Na segunda edição de Teoria Pura do Direito, Hans Kelsen buscou aprofundar muitos de seus
posicionamentos adotados na primeira edição da obra em apreço, por vezes redefinindo conceitos
estabelecidos como por outras vezes recolocando-os, a fim de evitar mal entendidos que motivavam
repúdio à sua teoria, mas especialmente buscou esclarecer muitas das críticas sofridas.
Em particular no que se refere ao capítulo em análise – Direito e ciência, Kelsen arrazoou acerca da tese
suscitada por seus opositores, na qual a possibilidade de uma ciência normativa é posta em questão sob
o argumento deque o conceito de dever ser, cuja expressão é a norma, seria sem sentido ou se
constituiria em mera ilusão ideológica.
Com efeito, na construção de uma ciência do Direito, efetuada através da identificação de objeto
próprio de estudo do Direito, o qual depurou de toda e qualquer variável que não pertença ao Direito,
Kelsen tece uma distinção fundamental entre a Sociologia do Direito, cujo objeto foca-se nos fenômenos
paralelos da natureza e não no próprio Direito, ou seja, nos fatos da ordem do ser, e a Teoria Pura do
Direito, a qual se ocupa das normas jurídicas, destinada a descrever o "dever ser" da norma.

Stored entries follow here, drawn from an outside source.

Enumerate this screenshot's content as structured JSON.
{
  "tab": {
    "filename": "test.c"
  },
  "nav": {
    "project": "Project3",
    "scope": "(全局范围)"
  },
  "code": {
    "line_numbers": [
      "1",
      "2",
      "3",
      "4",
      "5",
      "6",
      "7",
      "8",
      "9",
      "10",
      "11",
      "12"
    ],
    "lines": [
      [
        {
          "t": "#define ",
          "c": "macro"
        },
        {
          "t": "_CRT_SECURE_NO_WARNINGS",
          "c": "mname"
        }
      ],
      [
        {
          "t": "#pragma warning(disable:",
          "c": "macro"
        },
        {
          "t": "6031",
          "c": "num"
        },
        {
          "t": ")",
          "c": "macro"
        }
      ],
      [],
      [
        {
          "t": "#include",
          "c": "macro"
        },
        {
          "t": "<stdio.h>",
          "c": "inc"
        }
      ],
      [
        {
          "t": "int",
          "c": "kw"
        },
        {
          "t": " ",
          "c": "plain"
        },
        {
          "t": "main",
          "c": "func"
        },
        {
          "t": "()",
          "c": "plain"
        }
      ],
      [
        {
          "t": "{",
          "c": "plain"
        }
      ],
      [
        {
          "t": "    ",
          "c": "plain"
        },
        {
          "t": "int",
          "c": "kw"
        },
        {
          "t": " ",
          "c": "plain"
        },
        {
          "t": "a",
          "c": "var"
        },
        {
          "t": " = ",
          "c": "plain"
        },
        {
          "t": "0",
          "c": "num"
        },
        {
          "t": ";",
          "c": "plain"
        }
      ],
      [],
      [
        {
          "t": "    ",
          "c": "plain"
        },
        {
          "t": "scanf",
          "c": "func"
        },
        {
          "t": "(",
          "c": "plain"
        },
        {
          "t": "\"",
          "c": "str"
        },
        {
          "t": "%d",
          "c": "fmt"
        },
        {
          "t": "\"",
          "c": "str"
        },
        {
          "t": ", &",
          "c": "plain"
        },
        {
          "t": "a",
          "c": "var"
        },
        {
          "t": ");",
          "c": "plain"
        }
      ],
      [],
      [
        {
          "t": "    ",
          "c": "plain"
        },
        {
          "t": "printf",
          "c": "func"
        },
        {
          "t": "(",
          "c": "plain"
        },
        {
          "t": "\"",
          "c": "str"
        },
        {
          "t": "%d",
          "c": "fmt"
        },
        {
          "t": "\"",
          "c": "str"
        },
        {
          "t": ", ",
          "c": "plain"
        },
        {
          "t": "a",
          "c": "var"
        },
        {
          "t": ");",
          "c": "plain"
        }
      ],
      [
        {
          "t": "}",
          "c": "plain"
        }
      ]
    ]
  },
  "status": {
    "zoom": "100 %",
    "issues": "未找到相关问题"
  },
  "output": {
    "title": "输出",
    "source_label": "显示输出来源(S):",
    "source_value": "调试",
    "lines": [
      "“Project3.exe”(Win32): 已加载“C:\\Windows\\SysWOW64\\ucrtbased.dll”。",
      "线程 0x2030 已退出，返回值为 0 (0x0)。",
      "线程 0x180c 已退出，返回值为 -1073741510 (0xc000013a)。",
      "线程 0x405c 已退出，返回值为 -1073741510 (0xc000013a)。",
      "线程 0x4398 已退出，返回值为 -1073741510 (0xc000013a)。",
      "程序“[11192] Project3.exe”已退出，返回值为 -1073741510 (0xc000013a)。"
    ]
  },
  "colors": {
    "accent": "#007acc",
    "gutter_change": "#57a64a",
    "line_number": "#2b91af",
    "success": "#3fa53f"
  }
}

A Ciência
Normativa, por seu turno, é aquela que descreve o Direito como sistema de normas, no qual o dever ser
é expresso na norma.
Logo, ao se referir que se trata de ilusão ideológica, significa que impossível uma ciência jurídica
normativa ou apenas possível enquanto compreendida como sociologia jurídica. Nesta ótica, os atos
jurídicos são tomados apenas na sua facticidade, não levando em conta o sentido específico do teor que
aparecem. Todavia, afere-se que a Teoria Sociológica jurídica ocupa-se unicamente com os fatos da
ordem do ser, não colocando em relação as normas válidas. Em outros termos, descreve uma conexão
causal entre quaisquer fatos políticos ou econômicos e atos produtores de direito, assim como entre
atos produtores de direito e a conduta humana por eles visada – quando motivada pela representação da
intenção de um ato –.
No entanto, conforme explicita Kelsen, a proposição jurídica que descreve o direito não se cinge em
mero significado de uma conexão funcional específica. Isso porque, na imputação há conexão funcional
distinta daquela decorrente do nexo causal, vez que os fatos que a imputação jurídica conexiona entre
si são diversos, na medida em que a imputação jurídica liga o fato, determinado pela ordem jurídica,
com a consequência fixada pela mesma ordem jurídica.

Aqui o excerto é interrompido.